Noting that in a seminal 1944 book Gunnar Myrdal defined the contradictions between racism and the ideology of democracy as the quintessentially American dilemma, Dudziak (Law/Univ. of Southern California) goes on to describe how this dilemma became part of the Cold War struggle. She is especially concerned with years immediately following the end of WWII, when Communism seemed a threat to democracy and virulent racism still prevailed in the South. It was also a time of anti-imperialism, a period when many colonies saw the treatment of American blacks as further evidence of white racism.

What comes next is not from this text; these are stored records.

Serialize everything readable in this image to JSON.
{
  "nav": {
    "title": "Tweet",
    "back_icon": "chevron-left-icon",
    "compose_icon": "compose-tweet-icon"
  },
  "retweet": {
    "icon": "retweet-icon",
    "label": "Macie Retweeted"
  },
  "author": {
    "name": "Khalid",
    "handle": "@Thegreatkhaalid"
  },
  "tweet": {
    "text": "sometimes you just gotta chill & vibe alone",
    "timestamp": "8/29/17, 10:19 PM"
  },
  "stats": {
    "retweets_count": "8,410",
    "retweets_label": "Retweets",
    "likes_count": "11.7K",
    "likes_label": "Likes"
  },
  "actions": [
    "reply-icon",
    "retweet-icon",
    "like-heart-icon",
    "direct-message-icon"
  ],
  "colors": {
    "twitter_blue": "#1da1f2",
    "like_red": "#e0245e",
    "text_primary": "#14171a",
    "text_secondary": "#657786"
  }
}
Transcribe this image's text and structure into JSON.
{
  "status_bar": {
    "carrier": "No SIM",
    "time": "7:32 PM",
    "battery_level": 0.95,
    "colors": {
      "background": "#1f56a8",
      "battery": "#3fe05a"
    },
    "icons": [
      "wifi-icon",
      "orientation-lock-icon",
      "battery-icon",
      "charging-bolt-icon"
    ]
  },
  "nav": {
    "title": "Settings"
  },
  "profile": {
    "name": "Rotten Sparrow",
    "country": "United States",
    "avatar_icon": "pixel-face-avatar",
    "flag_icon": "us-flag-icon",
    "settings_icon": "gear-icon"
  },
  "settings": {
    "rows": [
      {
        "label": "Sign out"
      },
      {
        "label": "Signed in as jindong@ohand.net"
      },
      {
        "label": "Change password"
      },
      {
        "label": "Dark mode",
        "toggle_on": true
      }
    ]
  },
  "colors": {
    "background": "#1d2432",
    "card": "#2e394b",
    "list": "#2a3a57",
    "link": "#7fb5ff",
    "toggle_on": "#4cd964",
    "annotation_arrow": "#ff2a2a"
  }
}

In making her case, Dudziak details the increasing international attention paid in the late 1940s and ’50s to such occurrences as Governor Faubus’s resistance to integration in Little Rock; the denial of services to visiting African black dignitaries; and the 1958 sentencing to death in Alabama of black Jimmy Wilson, who stole less than two dollars. This sentence provoked international outrage and the intervention of Secretary of State John Foster Dulles, which resulted in clemency for Wilson. The Soviet Union used these examples to castigate the US in particular and democracy in general, with the result that presidents from Truman on began implementing legislation to end segregation. Dudziak quotes influential policymakers like Secretary of State Dean Acheson, who observed that “the damage to our foreign relations attributable to [race discrimination] has become progressively greater,” but her frequent reliance on such minor sources as the Fijian and Welsh press undercuts her case.
Graceless prose and the author’s failure to put foreign criticism in context make this assessment of an important crossroads in American history less compelling than it should be.